Une nouvelle géopolitique
Vers la sanctuarisation des pays riches
octobre 2006
Le retournement de la croissance et la fin de la guerre froide ont modifié la donne en matière de mouvements migratoires. Pour des motifs qui souvent ne relèvent plus strictement de la convention de 1951 sur les réfugiés, des millions de personnes en proie à une détresse multiforme, spontanément ou par force, prennent le chemin de l’exil au moment même où les nations les plus riches, appuyant la montée de la xénophobie, se disent moins que jamais disposées à accueillir la « misère du monde ».
Dans ce mouvement de ciseaux, les Etats-Unis et l’Union européenne (UE) ont mis en place un dispositif de protection contre des déplacements humains désignés comme une menace. Par un effet d’entraînement en cascade, ce processus de sanctuarisation s’est répandu dans toute une série de zones intermédiaires où chaque pays s’efforce d’appliquer la doctrine dite Nimby (Not in My Backyard : « Pas chez moi »). Une conception territoriale du « risque » migratoire remplace la référence aux principes, notamment en matière de droits de la personne. Ses pièces maîtresses évoquent une stratégie de guerre.
Tout d’abord, on observe une criminalisation de l’immigration accompagnant l’usage croissant d’expressions comme « migrants illégaux », y compris pour désigner les demandeurs d’asile. Les mesures prises à leur égard sont souvent légitimées dans les déclarations publiques par la « chasse aux terroristes », voire la protection des valeurs chrétiennes contre un supposé péril musulman.

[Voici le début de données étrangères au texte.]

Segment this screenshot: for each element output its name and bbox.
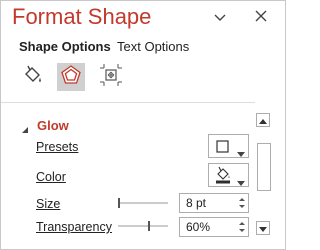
transparency-slider[interactable] — [118, 219, 168, 231]
glow-section-header[interactable]: Glow — [37, 118, 69, 133]
glow-preset-square-icon — [216, 140, 229, 158]
tab-text-options[interactable]: Text Options — [117, 39, 189, 54]
color-label-text: Color — [36, 170, 66, 184]
scroll-up-arrow-icon — [259, 111, 267, 129]
size-value: 8 pt — [186, 196, 207, 210]
size-label: Size — [36, 197, 60, 211]
paint-bucket-icon — [215, 166, 231, 189]
presets-dropdown-button[interactable] — [208, 134, 249, 158]
tab-shape-options[interactable]: Shape Options — [19, 39, 111, 54]
fill-line-category[interactable] — [19, 63, 47, 91]
scroll-down-arrow-icon — [259, 219, 267, 237]
close-icon — [255, 9, 267, 27]
size-label-text: Size — [36, 197, 61, 211]
effects-pentagon-icon — [60, 64, 82, 91]
presets-label: Presets — [36, 140, 78, 154]
fill-line-icon — [21, 63, 45, 92]
size-properties-category[interactable] — [97, 63, 125, 91]
size-properties-icon — [99, 63, 123, 92]
transparency-label: Transparency — [36, 220, 112, 234]
scroll-up-button[interactable] — [256, 113, 270, 127]
transparency-value: 60% — [186, 220, 211, 234]
size-spin-arrows-icon[interactable] — [236, 194, 248, 212]
pane-options-button[interactable] — [209, 7, 231, 29]
vertical-scrollbar[interactable] — [256, 113, 272, 235]
pane-title: Format Shape — [12, 4, 152, 29]
color-dropdown-button[interactable] — [208, 163, 249, 187]
chevron-down-icon — [237, 144, 245, 162]
scrollbar-thumb[interactable] — [257, 143, 271, 191]
chevron-down-icon — [237, 173, 245, 191]
section-collapse-triangle-icon[interactable] — [21, 121, 29, 133]
size-spinbox[interactable]: 8 pt — [179, 193, 249, 213]
presets-label-text: Presets — [36, 140, 79, 154]
size-slider[interactable] — [118, 196, 168, 208]
section-divider — [1, 102, 255, 103]
scroll-down-button[interactable] — [256, 221, 270, 235]
effects-category[interactable] — [57, 63, 85, 91]
transparency-spinbox[interactable]: 60% — [179, 217, 249, 237]
category-icon-row — [1, 63, 285, 95]
close-pane-button[interactable] — [250, 7, 272, 29]
transparency-label-text: Transparency — [36, 220, 112, 234]
color-label: Color — [36, 170, 66, 184]
format-shape-pane: Format Shape Shape Options Text Options — [0, 0, 286, 250]
transparency-spin-arrows-icon[interactable] — [236, 218, 248, 236]
chevron-down-icon — [214, 9, 226, 27]
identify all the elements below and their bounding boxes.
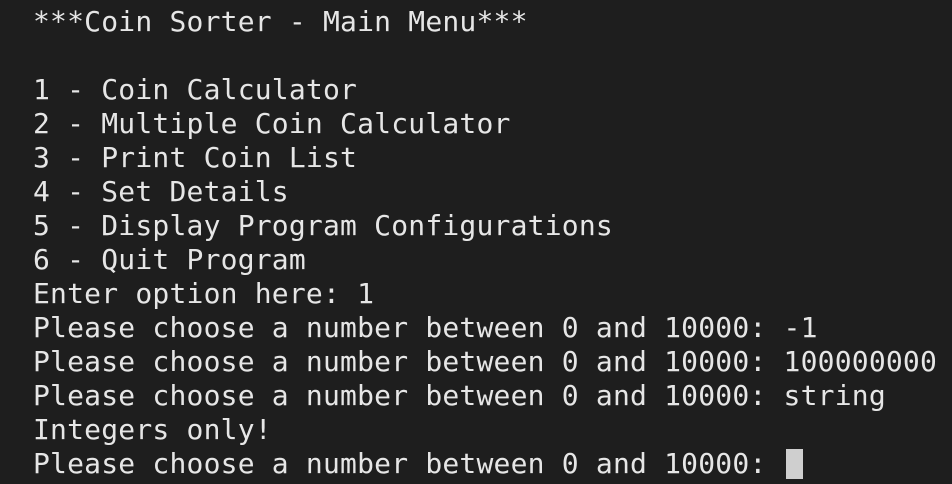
option-input-line: Enter option here: 1: [33, 277, 375, 310]
menu-title: ***Coin Sorter - Main Menu***: [33, 5, 528, 38]
error-message: Integers only!: [33, 413, 272, 446]
text-cursor[interactable]: [785, 449, 803, 479]
menu-option-5: 5 - Display Program Configurations: [33, 209, 613, 242]
number-prompt-line: Please choose a number between 0 and 100…: [33, 345, 938, 378]
menu-option-4: 4 - Set Details: [33, 175, 289, 208]
active-prompt-text: Please choose a number between 0 and 100…: [33, 447, 784, 480]
menu-option-2: 2 - Multiple Coin Calculator: [33, 107, 511, 140]
number-prompt-line: Please choose a number between 0 and 100…: [33, 379, 886, 412]
terminal-window[interactable]: ***Coin Sorter - Main Menu*** 1 - Coin C…: [0, 0, 952, 484]
menu-option-6: 6 - Quit Program: [33, 243, 306, 276]
menu-option-1: 1 - Coin Calculator: [33, 73, 358, 106]
menu-option-3: 3 - Print Coin List: [33, 141, 358, 174]
number-prompt-line: Please choose a number between 0 and 100…: [33, 311, 818, 344]
active-prompt-line[interactable]: Please choose a number between 0 and 100…: [33, 447, 952, 481]
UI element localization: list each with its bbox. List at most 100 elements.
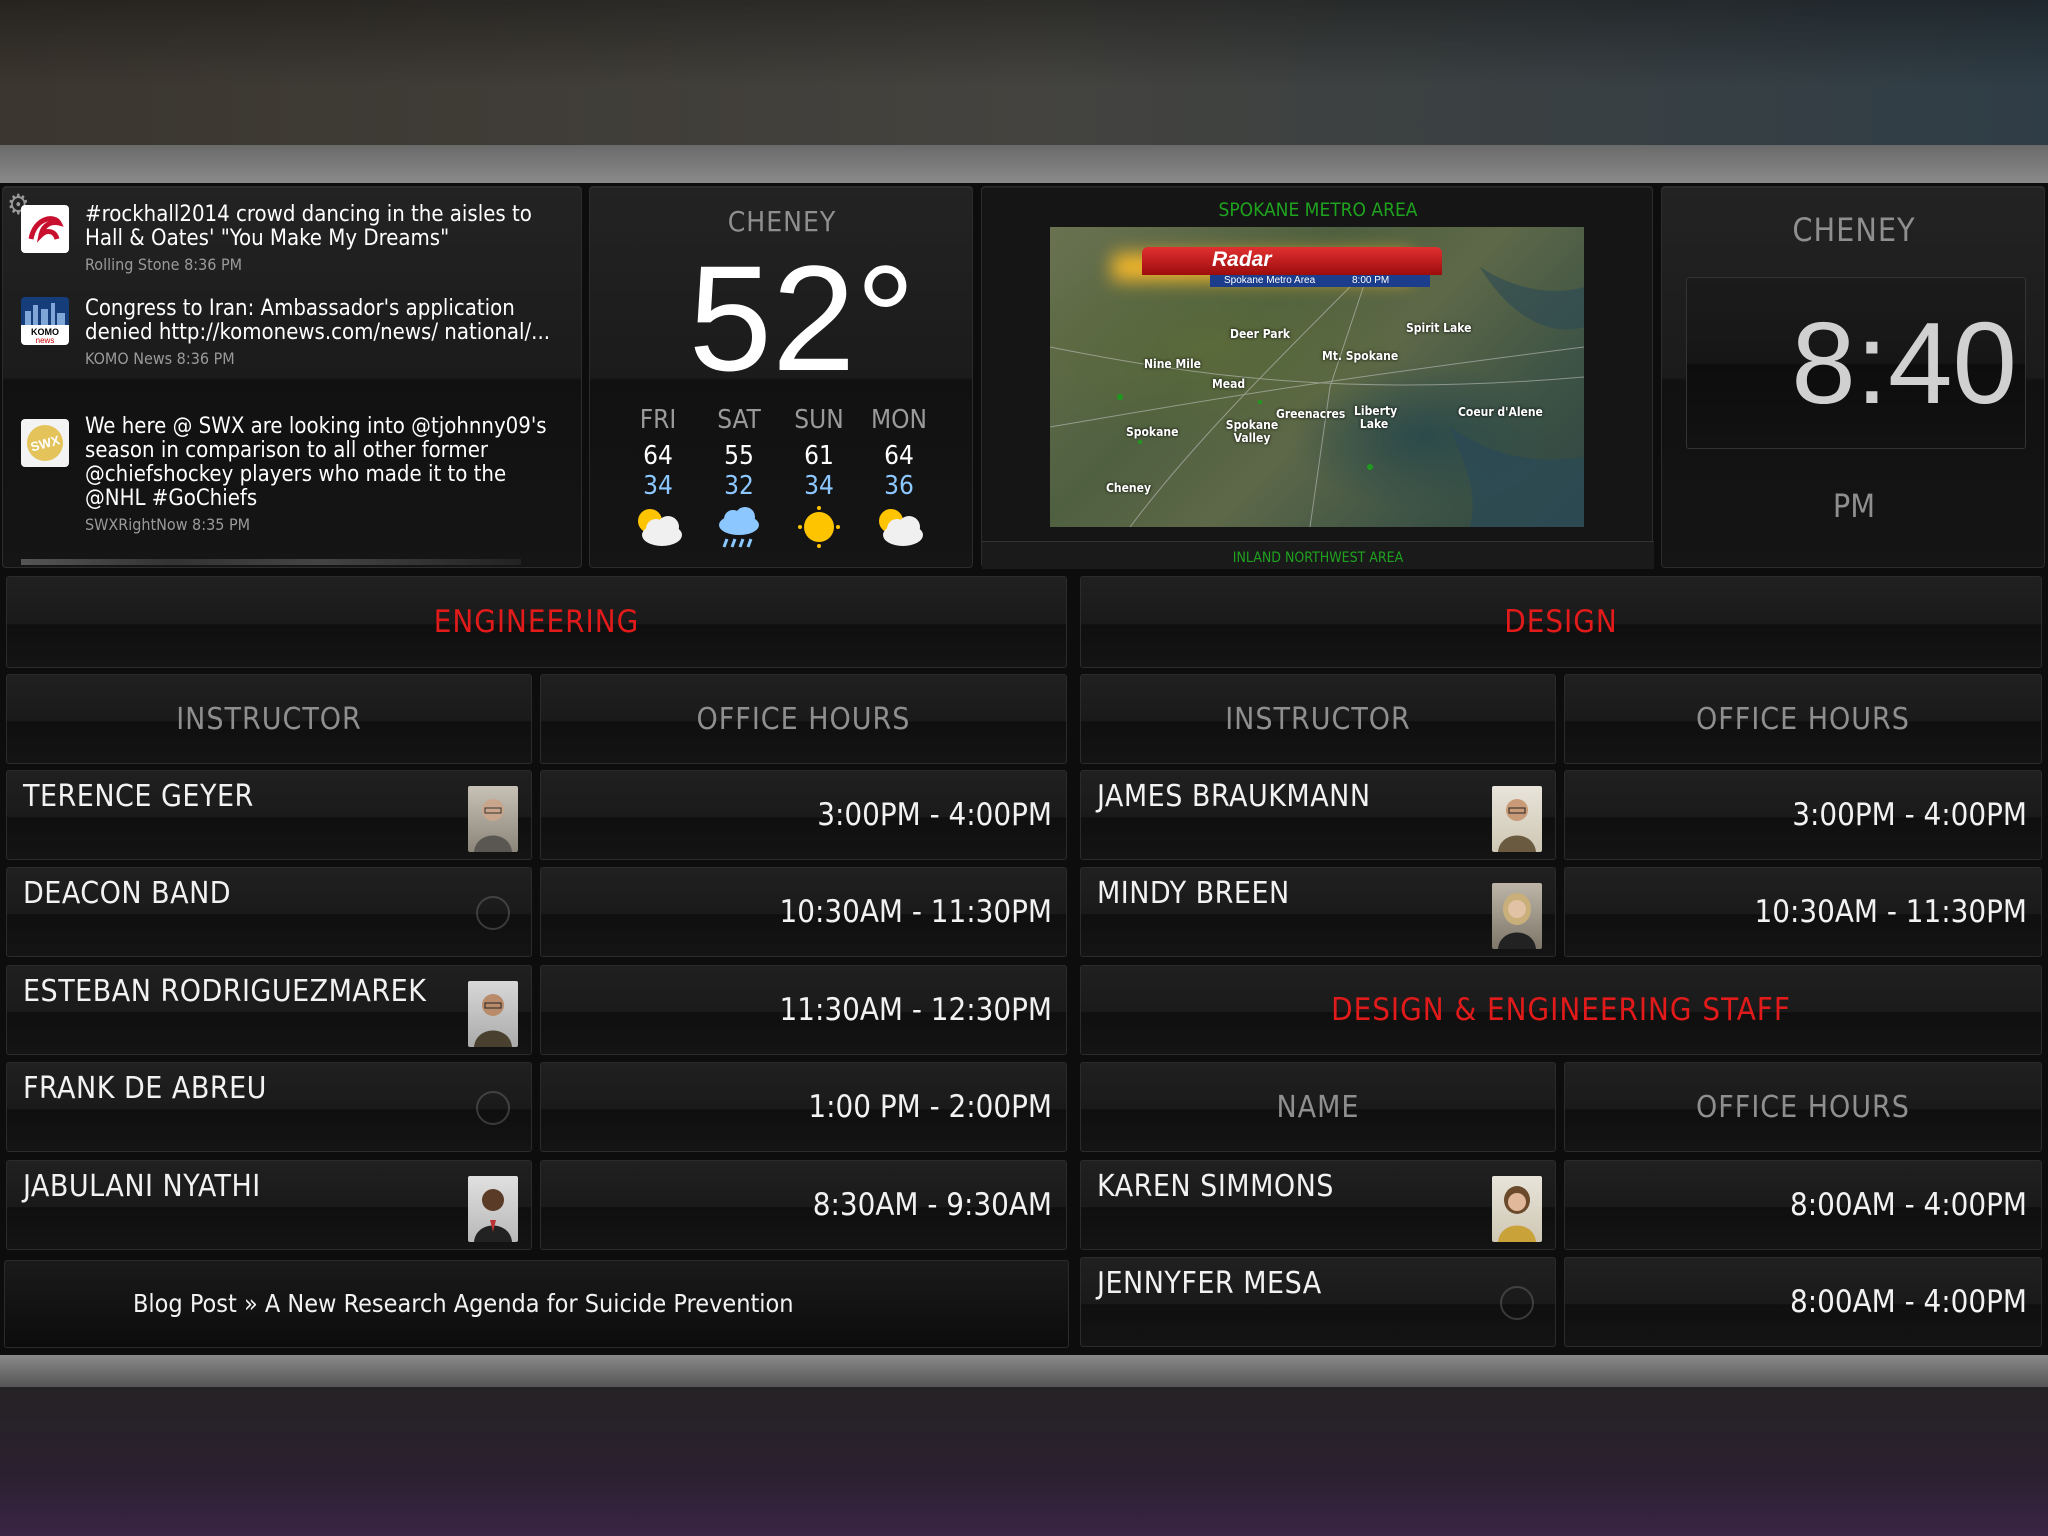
frame-top bbox=[0, 145, 2048, 183]
forecast-day: SAT 55 32 bbox=[699, 405, 779, 553]
partly-cloudy-icon bbox=[638, 509, 682, 546]
forecast-high: 61 bbox=[804, 441, 834, 471]
staff-name: KAREN SIMMONS bbox=[1097, 1169, 1334, 1204]
office-hours: 3:00PM - 4:00PM bbox=[1792, 797, 2027, 833]
feed-item[interactable]: We here @ SWX are looking into @tjohnny0… bbox=[85, 415, 565, 535]
table-row-hours: 8:30AM - 9:30AM bbox=[540, 1160, 1067, 1250]
staff-photo bbox=[1492, 1176, 1542, 1242]
clock-city: CHENEY bbox=[1792, 211, 1916, 249]
table-row-hours: 8:00AM - 4:00PM bbox=[1564, 1160, 2042, 1250]
ticker-text: Blog Post » A New Research Agenda for Su… bbox=[133, 1289, 794, 1318]
forecast-day-label: SAT bbox=[717, 405, 761, 435]
feed-item-source: Rolling Stone 8:36 PM bbox=[85, 255, 243, 274]
forecast-day: FRI 64 34 bbox=[618, 405, 698, 553]
feed-next-item-peek bbox=[21, 559, 521, 565]
table-row-hours: 11:30AM - 12:30PM bbox=[540, 965, 1067, 1055]
table-row-hours: 3:00PM - 4:00PM bbox=[1564, 770, 2042, 860]
radar-footer-bar: INLAND NORTHWEST AREA bbox=[982, 541, 1654, 569]
instructor-photo bbox=[468, 1176, 518, 1242]
radar-map[interactable]: Radar Spokane Metro Area 8:00 PM Deer Pa… bbox=[1050, 227, 1584, 527]
table-row-instructor[interactable]: ESTEBAN RODRIGUEZMAREK bbox=[6, 965, 532, 1055]
office-hours: 1:00 PM - 2:00PM bbox=[808, 1089, 1052, 1125]
instructor-name: ESTEBAN RODRIGUEZMAREK bbox=[23, 974, 427, 1009]
map-place-label: Mt. Spokane bbox=[1322, 349, 1399, 363]
radar-banner-time: 8:00 PM bbox=[1352, 275, 1390, 286]
office-hours: 8:00AM - 4:00PM bbox=[1789, 1284, 2027, 1320]
table-row-instructor[interactable]: MINDY BREEN bbox=[1080, 867, 1556, 957]
office-hours: 10:30AM - 11:30PM bbox=[1754, 894, 2027, 930]
radar-banner-sub: Spokane Metro Area 8:00 PM bbox=[1210, 275, 1430, 287]
photo-placeholder-icon bbox=[468, 1078, 518, 1144]
svg-text:news: news bbox=[36, 336, 55, 345]
table-row-hours: 1:00 PM - 2:00PM bbox=[540, 1062, 1067, 1152]
photo-placeholder-icon bbox=[468, 883, 518, 949]
office-hours: 10:30AM - 11:30PM bbox=[779, 894, 1052, 930]
forecast-high: 55 bbox=[724, 441, 754, 471]
engineering-hours-column-header: OFFICE HOURS bbox=[540, 674, 1067, 764]
forecast-high: 64 bbox=[643, 441, 673, 471]
rain-icon bbox=[719, 507, 759, 548]
instructor-name: JABULANI NYATHI bbox=[23, 1169, 261, 1204]
design-section-header: DESIGN bbox=[1080, 576, 2042, 668]
clock-face: 8:40 bbox=[1686, 277, 2026, 449]
swx-logo: SWX bbox=[21, 419, 69, 467]
instructor-name: FRANK DE ABREU bbox=[23, 1071, 267, 1106]
feed-item-text: #rockhall2014 crowd dancing in the aisle… bbox=[85, 202, 532, 251]
instructor-name: DEACON BAND bbox=[23, 876, 232, 911]
office-hours: 3:00PM - 4:00PM bbox=[817, 797, 1052, 833]
table-row-instructor[interactable]: DEACON BAND bbox=[6, 867, 532, 957]
sun-icon bbox=[798, 506, 840, 548]
staff-name-column-header: NAME bbox=[1080, 1062, 1556, 1152]
map-place-label: Spokane Valley bbox=[1225, 418, 1279, 445]
partly-cloudy-icon bbox=[879, 509, 923, 546]
design-instructor-column-header: INSTRUCTOR bbox=[1080, 674, 1556, 764]
forecast-day-label: FRI bbox=[639, 405, 677, 435]
table-row-instructor[interactable]: FRANK DE ABREU bbox=[6, 1062, 532, 1152]
feed-item[interactable]: #rockhall2014 crowd dancing in the aisle… bbox=[85, 202, 565, 275]
forecast-day-label: SUN bbox=[794, 405, 844, 435]
clock-time: 8:40 bbox=[1791, 298, 2017, 428]
table-row-instructor[interactable]: JAMES BRAUKMANN bbox=[1080, 770, 1556, 860]
clock-ampm: PM bbox=[1832, 487, 1876, 525]
radar-title: SPOKANE METRO AREA bbox=[1218, 199, 1418, 221]
table-row-hours: 8:00AM - 4:00PM bbox=[1564, 1257, 2042, 1347]
instructor-name: TERENCE GEYER bbox=[23, 779, 254, 814]
table-row-staff[interactable]: JENNYFER MESA bbox=[1080, 1257, 1556, 1347]
map-place-label: Spirit Lake bbox=[1406, 321, 1472, 335]
forecast-day-label: MON bbox=[870, 405, 928, 435]
komo-news-logo: KOMO news bbox=[21, 297, 69, 345]
table-row-hours: 10:30AM - 11:30PM bbox=[540, 867, 1067, 957]
table-row-instructor[interactable]: TERENCE GEYER bbox=[6, 770, 532, 860]
feed-item-source: SWXRightNow 8:35 PM bbox=[85, 515, 251, 534]
radar-banner-title: Radar bbox=[1212, 248, 1272, 271]
table-row-staff[interactable]: KAREN SIMMONS bbox=[1080, 1160, 1556, 1250]
instructor-photo bbox=[1492, 883, 1542, 949]
instructor-photo bbox=[468, 786, 518, 852]
radar-panel: SPOKANE METRO AREA Radar Spokane Metro A… bbox=[981, 186, 1654, 569]
photo-placeholder-icon bbox=[1492, 1273, 1542, 1339]
forecast-low: 34 bbox=[643, 471, 673, 501]
background-bottom bbox=[0, 1385, 2048, 1536]
instructor-photo bbox=[1492, 786, 1542, 852]
news-feed-panel: ⚙ #rockhall2014 crowd dancing in the ais… bbox=[2, 186, 582, 568]
map-place-label: Spokane bbox=[1126, 425, 1179, 439]
engineering-section-header: ENGINEERING bbox=[6, 576, 1067, 668]
office-hours: 8:30AM - 9:30AM bbox=[812, 1187, 1052, 1223]
forecast-low: 34 bbox=[804, 471, 834, 501]
map-place-label: Cheney bbox=[1106, 481, 1151, 495]
news-ticker[interactable]: Blog Post » A New Research Agenda for Su… bbox=[4, 1260, 1069, 1348]
feed-item[interactable]: Congress to Iran: Ambassador's applicati… bbox=[85, 297, 565, 369]
map-place-label: Coeur d'Alene bbox=[1458, 405, 1543, 419]
current-temperature: 52° bbox=[688, 234, 916, 402]
forecast-day: MON 64 36 bbox=[859, 405, 939, 553]
forecast-day: SUN 61 34 bbox=[779, 405, 859, 553]
weather-panel: CHENEY 52° FRI 64 34 SAT 55 32 SUN 61 34… bbox=[589, 186, 973, 568]
staff-hours-column-header: OFFICE HOURS bbox=[1564, 1062, 2042, 1152]
map-place-label: Greenacres bbox=[1276, 407, 1346, 421]
staff-section-header: DESIGN & ENGINEERING STAFF bbox=[1080, 965, 2042, 1055]
forecast-low: 32 bbox=[724, 471, 754, 501]
table-row-hours: 3:00PM - 4:00PM bbox=[540, 770, 1067, 860]
table-row-instructor[interactable]: JABULANI NYATHI bbox=[6, 1160, 532, 1250]
forecast-low: 36 bbox=[884, 471, 914, 501]
instructor-name: JAMES BRAUKMANN bbox=[1097, 779, 1371, 814]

Les frontières, considérées comme autant de zones de front, sont militarisées. A Gibraltar, le Système intégré de vigilance extérieure (SIVE), financé par l’Union pour protéger la frontière espagnole des migrations venues d’Afrique, fait appel à des techniques sophistiquées de surveillance maritime. Dans le détroit de Torres, l’Australie sous-traite l’exploitation d’un système similaire aux habitants de l’île de Duan.
Repousser les migrants
Des formes de « coopération » militaire apparaissent entre pays de transit et pays de destination : entre le Maroc et l’Espagne, entre la Libye et l’Italie. Aux Etats-Unis, l’opération « Gatekeepers », décidée en 1994, a conduit au déploiement de 11 000 patrouilleurs le long de la frontière avec le Mexique et d’une infrastructure sans précédent en temps de paix. La militarisation fait tache d’huile : l’Angola a décidé en 2005 de se doter d’un système électronique de contrôle de ses frontières.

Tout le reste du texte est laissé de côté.